Это и было «новым», и новое было связано с Пушкиным. Непривычный монумент будил чувство бессмертия и напоминал, что бессмертие связано с добрыми чувствами.

Державин в свое время сочинил много вариантов эпитафии Суворову - сочинил и отверг: главное терялось в словах. И тогда Державин написал: «Здесь лежит Суворов», - и в этом была единственность и было бессмертие.

На опекушинском памятнике написано одно слово: «Пушкину».

Совсем как на полустершейся плите, сохранившей только фамилию неведомого, но единственного в мире человека.

Величие и безвестность - это две половинки вечности. Их противоположность разрешается в единственности.

Величие и безвестность идут, всего на шаг отступя, за Ариной Родионовной. Можно знать очень мало - но невозможно не знать, что был над Пушкиным царь и что была у Пушкина няня, и что она любила его - не за гений, а просто потому что любила.

Мы не знаем о ней почти ничего и знаем почти все. Это похоже на белый цвет: пустота и все цвета спектра; это похоже на простое слово Пушкина: в нем почти ничего нет, но в нем вся жизнь; это похоже и на гения, и на обыкновенного человека.

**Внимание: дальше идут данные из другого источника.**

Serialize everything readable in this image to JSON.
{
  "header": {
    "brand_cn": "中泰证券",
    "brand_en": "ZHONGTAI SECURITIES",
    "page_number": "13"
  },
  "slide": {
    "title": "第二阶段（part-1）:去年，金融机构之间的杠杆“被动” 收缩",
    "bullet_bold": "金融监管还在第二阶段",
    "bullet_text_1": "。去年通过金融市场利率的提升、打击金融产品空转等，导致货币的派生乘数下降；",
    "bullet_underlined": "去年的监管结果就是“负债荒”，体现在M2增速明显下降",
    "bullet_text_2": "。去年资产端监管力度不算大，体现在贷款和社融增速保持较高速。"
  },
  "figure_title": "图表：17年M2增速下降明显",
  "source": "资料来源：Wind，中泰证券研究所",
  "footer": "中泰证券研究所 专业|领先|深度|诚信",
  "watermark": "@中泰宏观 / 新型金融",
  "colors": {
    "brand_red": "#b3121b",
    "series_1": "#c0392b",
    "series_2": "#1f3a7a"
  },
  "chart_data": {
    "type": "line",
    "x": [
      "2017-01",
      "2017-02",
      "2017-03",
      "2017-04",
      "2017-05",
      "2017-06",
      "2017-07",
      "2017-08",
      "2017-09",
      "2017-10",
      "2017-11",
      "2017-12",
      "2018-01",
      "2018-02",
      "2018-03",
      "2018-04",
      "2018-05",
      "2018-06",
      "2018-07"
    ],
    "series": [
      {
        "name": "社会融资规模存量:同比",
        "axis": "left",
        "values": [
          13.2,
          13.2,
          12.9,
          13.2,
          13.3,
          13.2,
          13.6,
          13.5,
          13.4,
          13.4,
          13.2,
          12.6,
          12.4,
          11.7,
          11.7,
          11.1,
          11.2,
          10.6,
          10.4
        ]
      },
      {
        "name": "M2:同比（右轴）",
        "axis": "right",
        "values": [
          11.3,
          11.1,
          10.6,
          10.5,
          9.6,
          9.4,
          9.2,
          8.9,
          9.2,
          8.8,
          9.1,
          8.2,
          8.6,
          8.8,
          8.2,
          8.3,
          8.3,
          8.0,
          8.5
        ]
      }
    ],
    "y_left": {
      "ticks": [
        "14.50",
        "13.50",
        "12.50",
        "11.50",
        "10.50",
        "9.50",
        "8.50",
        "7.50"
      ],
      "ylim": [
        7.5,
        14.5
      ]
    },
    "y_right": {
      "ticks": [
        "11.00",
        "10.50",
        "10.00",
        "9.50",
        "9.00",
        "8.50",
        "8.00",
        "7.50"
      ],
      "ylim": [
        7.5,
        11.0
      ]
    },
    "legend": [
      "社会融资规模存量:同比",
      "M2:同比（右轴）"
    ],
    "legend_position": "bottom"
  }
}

Когда благодарная Россия поставит ей памятник, - а я надеюсь, что это когда-нибудь будет, и надо поставить его не там, где он будет выглядеть экспонатом, а прямо в столице, на той самой магистрали, по которой и Пушкин, и Татьяна въезжали в Москву, - чтобы няня, со спицами в руках, сидела и тихонько ждала посреди шума современного города, - то хорошо бы высечь на пьедестале вместе с его полными бессмертной нежности словами: «Подруга дней моих суровых, Голубка дряхлая моя...», - также и ее слова, из письма к нему, продиктованного ею за год до смерти, - и тоже бессмертные, потому что это слова любви: «Вы у меня беспрестанно в сердце и на уме, и только когда засну, то забуду вас... приезжай, мой ангел, к нам в Михайловское, всех лошадей на дорогу выставлю... Я вас буду ожидать и молить Бога, чтобы он дал нам свидеться... Остаюсь вас многолюбящая няня ваша А р и н а Р о д и в о н о в н а».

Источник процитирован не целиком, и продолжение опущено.